Plaintiff again is advised that, although he has been given the opportunity to amend, it is not for the purposes of adding new claims. George, 507 F.3d at 607. Plaintiff should carefully read this Screening Order and focus his efforts on curing the deficiencies set forth above.
Finally, Plaintiff is advised that Local Rule 220 requires that an amended complaint be complete in itself without reference to any prior pleading. As a general rule, an amended complaint supersedes the original complaint. See Loux v. Rhay, 375 F.2d 55, 57 (9th Cir. 1967). Once an amended complaint is filed, the original complaint no longer serves any function in the case. Therefore, in an amended complaint, as in an original complaint, each claim and the involvement of each defendant must be sufficiently alleged. The amended complaint should be clearly and boldly titled "First Amended Complaint," refer to the appropriate case number, and be an original signed under penalty of perjury. Plaintiff's amended complaint should be brief. Fed. R. Civ. P. 8(a). Although accepted as true, the "[f]actual allegations must be [sufficient] to raise a right to relief above the speculative level . . . ." Twombly, 550 U.S. at 555 (citations omitted).

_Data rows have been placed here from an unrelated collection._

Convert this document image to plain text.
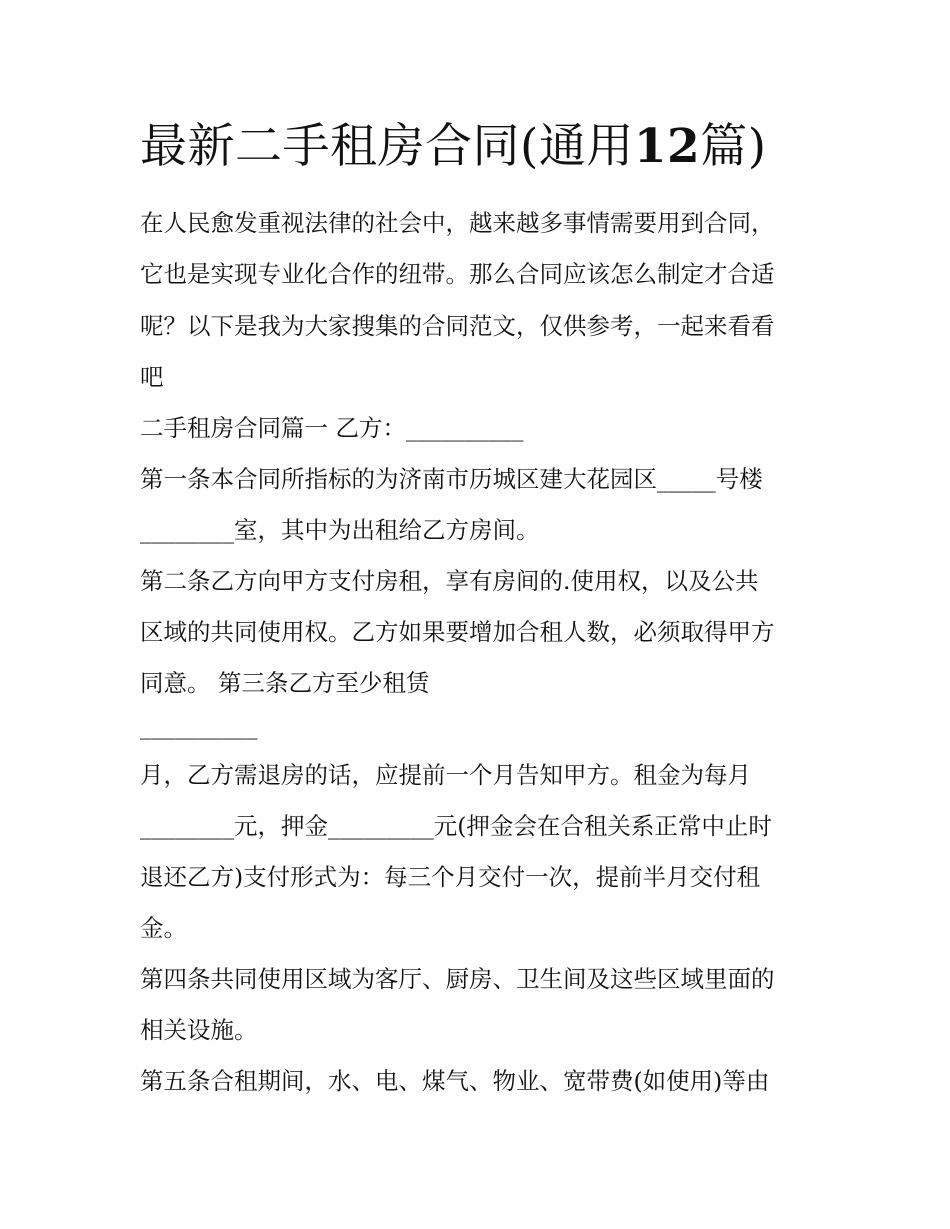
最新二手租房合同(通用12篇)
在人民愈发重视法律的社会中，越来越多事情需要用到合同，
它也是实现专业化合作的纽带。那么合同应该怎么制定才合适
呢？以下是我为大家搜集的合同范文，仅供参考，一起来看看
吧
二手租房合同篇一 乙方：__________
第一条本合同所指标的为济南市历城区建大花园区_____号楼
________室，其中为出租给乙方房间。
第二条乙方向甲方支付房租，享有房间的.使用权，以及公共
区域的共同使用权。乙方如果要增加合租人数，必须取得甲方
同意。 第三条乙方至少租赁
__________
月，乙方需退房的话，应提前一个月告知甲方。租金为每月
________元，押金_________元(押金会在合租关系正常中止时
退还乙方)支付形式为：每三个月交付一次，提前半月交付租
金。
第四条共同使用区域为客厅、厨房、卫生间及这些区域里面的
相关设施。
第五条合租期间，水、电、煤气、物业、宽带费(如使用)等由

Accordingly, it is HEREBY ORDERED that:
1. Within thirty (30) days from the service of this order, Plaintiff must either:
a. File a second amended complaint curing the deficiencies identified by the Court in this order, or
b. Notify the Court in writing that he does not wish to file a second amended complaint and that he is willing to proceed only on the claims found to be cognizable in this order;
IT IS SO ORDERED.
2. The Clerk's Office shall send Plaintiff (1) a blank civil rights complaint form and (2) a copy of his first amended complaint, filed December 10, 2015;
3. If Plaintiff fails to file a second amended complaint or notify the Court in writing that he wishes to proceed only on his cognizable claims, in compliance with this order, the Court will dismiss this action, with prejudice, for failure to comply with a court order and failure to prosecute.